Tais elementos e seu desempenho, apesar de ainda elevados considerando os padrões internacionais, mostram uma tendência que conjuntamente com a menor taxa de juros do crédito consignado (1,8% ao mês e 23,8% ao ano) favoreceram a queda da inadimplência.

Dona Odete e outros tantos milhões de brasileiros não estão inadimplentes. Pelo contrário, têm demonstrado sagacidade, planejamento financeiro e cautela, tanto que ainda têm apenas cerca de 21% de sua renda familiar comprometida, quando qualquer banco tem como limite para a oferta de crédito às pessoas cerca de 30% de sua renda familiar.

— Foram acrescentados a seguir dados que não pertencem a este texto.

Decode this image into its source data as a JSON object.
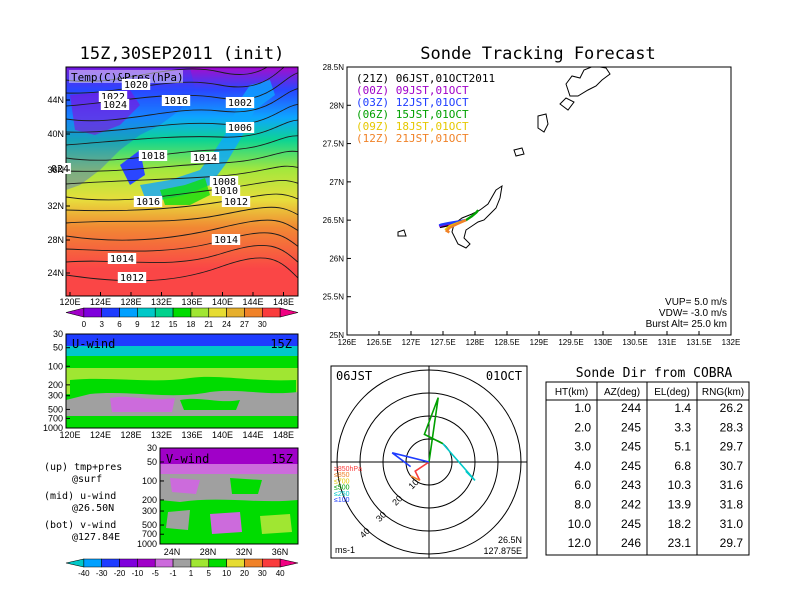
{
  "init_title": "15Z,30SEP2011 (init)",
  "main_title": "Sonde Tracking Forecast",
  "surface_panel": {
    "label": "Temp(C)&Pres(hPa)",
    "lat_ticks": [
      "44N",
      "40N",
      "36N",
      "32N",
      "28N",
      "24N"
    ],
    "lon_ticks": [
      "120E",
      "124E",
      "128E",
      "132E",
      "136E",
      "140E",
      "144E",
      "148E"
    ],
    "isobar_labels": [
      "1020",
      "1022",
      "1024",
      "1016",
      "1002",
      "1006",
      "1018",
      "1014",
      "024",
      "1008",
      "1010",
      "1016",
      "1012",
      "1014",
      "1014",
      "1012"
    ],
    "colorbar": {
      "labels": [
        "0",
        "3",
        "6",
        "9",
        "12",
        "15",
        "18",
        "21",
        "24",
        "27",
        "30"
      ],
      "colors": [
        "#a000c8",
        "#7f00dc",
        "#1e3cff",
        "#00a0ff",
        "#00c8c8",
        "#00d28c",
        "#00dc00",
        "#a0e632",
        "#e6dc32",
        "#e6af2d",
        "#f08228",
        "#fa3c3c",
        "#f00082"
      ]
    }
  },
  "uwind_panel": {
    "label": "U-wind",
    "time_label": "15Z",
    "p_ticks": [
      "30",
      "50",
      "100",
      "200",
      "300",
      "500",
      "700",
      "1000"
    ],
    "lon_ticks": [
      "120E",
      "124E",
      "128E",
      "132E",
      "136E",
      "140E",
      "144E",
      "148E"
    ]
  },
  "vwind_panel": {
    "label": "V-wind",
    "time_label": "15Z",
    "p_ticks": [
      "30",
      "50",
      "100",
      "200",
      "300",
      "500",
      "700",
      "1000"
    ],
    "lat_ticks": [
      "24N",
      "28N",
      "32N",
      "36N"
    ]
  },
  "legend_notes": [
    {
      "a": "(up) tmp+pres",
      "b": "@surf"
    },
    {
      "a": "(mid) u-wind",
      "b": "@26.50N"
    },
    {
      "a": "(bot) v-wind",
      "b": "@127.84E"
    }
  ],
  "wind_colorbar": {
    "labels": [
      "-40",
      "-30",
      "-20",
      "-10",
      "-5",
      "-1",
      "1",
      "5",
      "10",
      "20",
      "30",
      "40"
    ],
    "colors": [
      "#00c8c8",
      "#00a0ff",
      "#1e3cff",
      "#7f00dc",
      "#a000c8",
      "#cc6bdc",
      "#a0a0a0",
      "#a0e632",
      "#00dc00",
      "#e6dc32",
      "#f08228",
      "#fa3c3c",
      "#f00082"
    ]
  },
  "track_map": {
    "lat_ticks": [
      "28.5N",
      "28N",
      "27.5N",
      "27N",
      "26.5N",
      "26N",
      "25.5N",
      "25N"
    ],
    "lon_ticks": [
      "126E",
      "126.5E",
      "127E",
      "127.5E",
      "128E",
      "128.5E",
      "129E",
      "129.5E",
      "130E",
      "130.5E",
      "131E",
      "131.5E",
      "132E"
    ],
    "launches": [
      {
        "label": "(21Z)  06JST,01OCT2011",
        "color": "#000000"
      },
      {
        "label": "(00Z)  09JST,01OCT",
        "color": "#a000c8"
      },
      {
        "label": "(03Z)  12JST,01OCT",
        "color": "#1e3cff"
      },
      {
        "label": "(06Z)  15JST,01OCT",
        "color": "#00a000"
      },
      {
        "label": "(09Z)  18JST,01OCT",
        "color": "#e6c800"
      },
      {
        "label": "(12Z)  21JST,01OCT",
        "color": "#f08228"
      }
    ],
    "params": [
      "VUP=  5.0  m/s",
      "VDW= -3.0  m/s",
      "Burst Alt=  25.0  km"
    ]
  },
  "polar": {
    "time": "06JST",
    "date": "01OCT",
    "range_labels": [
      "10",
      "20",
      "30",
      "40"
    ],
    "pressure_legend": [
      {
        "label": "≥850hPa",
        "color": "#fa3c3c"
      },
      {
        "label": "≤850",
        "color": "#f08228"
      },
      {
        "label": "≤700",
        "color": "#e6c800"
      },
      {
        "label": "≤500",
        "color": "#00a000"
      },
      {
        "label": "≤250",
        "color": "#00c8c8"
      },
      {
        "label": "≤100",
        "color": "#1e3cff"
      }
    ],
    "unit": "ms-1",
    "lat": "26.5N",
    "lon": "127.875E"
  },
  "sonde_dir": {
    "title": "Sonde Dir from COBRA",
    "headers": [
      "HT(km)",
      "AZ(deg)",
      "EL(deg)",
      "RNG(km)"
    ],
    "rows": [
      [
        "1.0",
        "244",
        "1.4",
        "26.2"
      ],
      [
        "2.0",
        "245",
        "3.3",
        "28.3"
      ],
      [
        "3.0",
        "245",
        "5.1",
        "29.7"
      ],
      [
        "4.0",
        "245",
        "6.8",
        "30.7"
      ],
      [
        "6.0",
        "243",
        "10.3",
        "31.6"
      ],
      [
        "8.0",
        "242",
        "13.9",
        "31.8"
      ],
      [
        "10.0",
        "245",
        "18.2",
        "31.0"
      ],
      [
        "12.0",
        "246",
        "23.1",
        "29.7"
      ]
    ]
  },
  "chart_data": [
    {
      "type": "heatmap",
      "title": "Temp(C)&Pres(hPa)",
      "xlabel": "",
      "ylabel": "",
      "xlim": [
        120,
        150
      ],
      "ylim": [
        21,
        48
      ],
      "x_ticks": [
        "120E",
        "124E",
        "128E",
        "132E",
        "136E",
        "140E",
        "144E",
        "148E"
      ],
      "y_ticks": [
        "24N",
        "28N",
        "32N",
        "36N",
        "40N",
        "44N"
      ],
      "color_levels": [
        0,
        3,
        6,
        9,
        12,
        15,
        18,
        21,
        24,
        27,
        30
      ]
    },
    {
      "type": "heatmap",
      "title": "U-wind",
      "xlim": [
        120,
        150
      ],
      "y_ticks_hpa": [
        30,
        50,
        100,
        200,
        300,
        500,
        700,
        1000
      ]
    },
    {
      "type": "heatmap",
      "title": "V-wind",
      "xlim": [
        21,
        39
      ],
      "y_ticks_hpa": [
        30,
        50,
        100,
        200,
        300,
        500,
        700,
        1000
      ]
    },
    {
      "type": "line",
      "title": "Sonde Tracking Forecast",
      "xlim": [
        126,
        132
      ],
      "ylim": [
        25,
        28.5
      ],
      "series": [
        {
          "name": "(21Z) 06JST,01OCT2011",
          "color": "#000000",
          "x": [
            127.86,
            127.75,
            127.62,
            127.5,
            127.45,
            127.5,
            127.62,
            127.75
          ],
          "y": [
            26.5,
            26.47,
            26.44,
            26.42,
            26.41,
            26.42,
            26.44,
            26.46
          ]
        },
        {
          "name": "(00Z) 09JST,01OCT",
          "color": "#a000c8",
          "x": [
            127.86,
            127.72,
            127.58,
            127.47,
            127.44
          ],
          "y": [
            26.5,
            26.47,
            26.45,
            26.43,
            26.42
          ]
        },
        {
          "name": "(03Z) 12JST,01OCT",
          "color": "#1e3cff",
          "x": [
            127.86,
            127.72,
            127.58,
            127.47,
            127.44
          ],
          "y": [
            26.5,
            26.48,
            26.46,
            26.44,
            26.43
          ]
        },
        {
          "name": "(06Z) 15JST,01OCT",
          "color": "#00a000",
          "x": [
            127.86,
            127.95,
            128.02,
            128.05
          ],
          "y": [
            26.5,
            26.55,
            26.6,
            26.63
          ]
        },
        {
          "name": "(09Z) 18JST,01OCT",
          "color": "#e6c800",
          "x": [
            127.86,
            127.72,
            127.6,
            127.55,
            127.58
          ],
          "y": [
            26.5,
            26.46,
            26.42,
            26.38,
            26.36
          ]
        },
        {
          "name": "(12Z) 21JST,01OCT",
          "color": "#f08228",
          "x": [
            127.86,
            127.72,
            127.6,
            127.56,
            127.6
          ],
          "y": [
            26.5,
            26.45,
            26.4,
            26.36,
            26.34
          ]
        }
      ]
    },
    {
      "type": "line",
      "title": "06JST 01OCT",
      "series": [
        {
          "name": "≥850hPa",
          "color": "#fa3c3c",
          "u": [
            0,
            -3,
            -2
          ],
          "v": [
            0,
            -2,
            -4
          ]
        },
        {
          "name": "≤850",
          "color": "#f08228",
          "u": [
            -2,
            -4
          ],
          "v": [
            -4,
            -3
          ]
        },
        {
          "name": "≤500",
          "color": "#00a000",
          "u": [
            0,
            2,
            -1,
            3
          ],
          "v": [
            0,
            14,
            6,
            4
          ]
        },
        {
          "name": "≤250",
          "color": "#00c8c8",
          "u": [
            3,
            10,
            8
          ],
          "v": [
            4,
            -4,
            -2
          ]
        },
        {
          "name": "≤100",
          "color": "#1e3cff",
          "u": [
            0,
            -8,
            -4
          ],
          "v": [
            0,
            2,
            -1
          ]
        }
      ]
    },
    {
      "type": "table",
      "title": "Sonde Dir from COBRA",
      "columns": [
        "HT(km)",
        "AZ(deg)",
        "EL(deg)",
        "RNG(km)"
      ],
      "rows": [
        [
          1.0,
          244,
          1.4,
          26.2
        ],
        [
          2.0,
          245,
          3.3,
          28.3
        ],
        [
          3.0,
          245,
          5.1,
          29.7
        ],
        [
          4.0,
          245,
          6.8,
          30.7
        ],
        [
          6.0,
          243,
          10.3,
          31.6
        ],
        [
          8.0,
          242,
          13.9,
          31.8
        ],
        [
          10.0,
          245,
          18.2,
          31.0
        ],
        [
          12.0,
          246,
          23.1,
          29.7
        ]
      ]
    }
  ]
}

Ao contrário do que pensam os jornalistas do Wall Street Journal mas como já foi identificado pelo Banco Central, parte deste endividamento das famílias tem ocorrido devido à expansão do crédito imobiliário, que é algo muito positivo, pois as famílias de Dona Odete e de milhões de brasileiros puderam romper com uma vida de sofrimento e miséria, estão constituindo patrimônio e melhorando sua qualidade de vida.

Sobretudo, Dona Odete e dezenas de milhões de brasileiros têm sido bons pagadores. Tanto que no Brasil a inadimplência geral caiu de 8,8% em junho de 2003 para 5,2% em junho de 2013 Este processo de redução da inadimplência continua, graças inclusive à preservação do crescimento e do emprego, alcançando 4,8% em agosto de 2013.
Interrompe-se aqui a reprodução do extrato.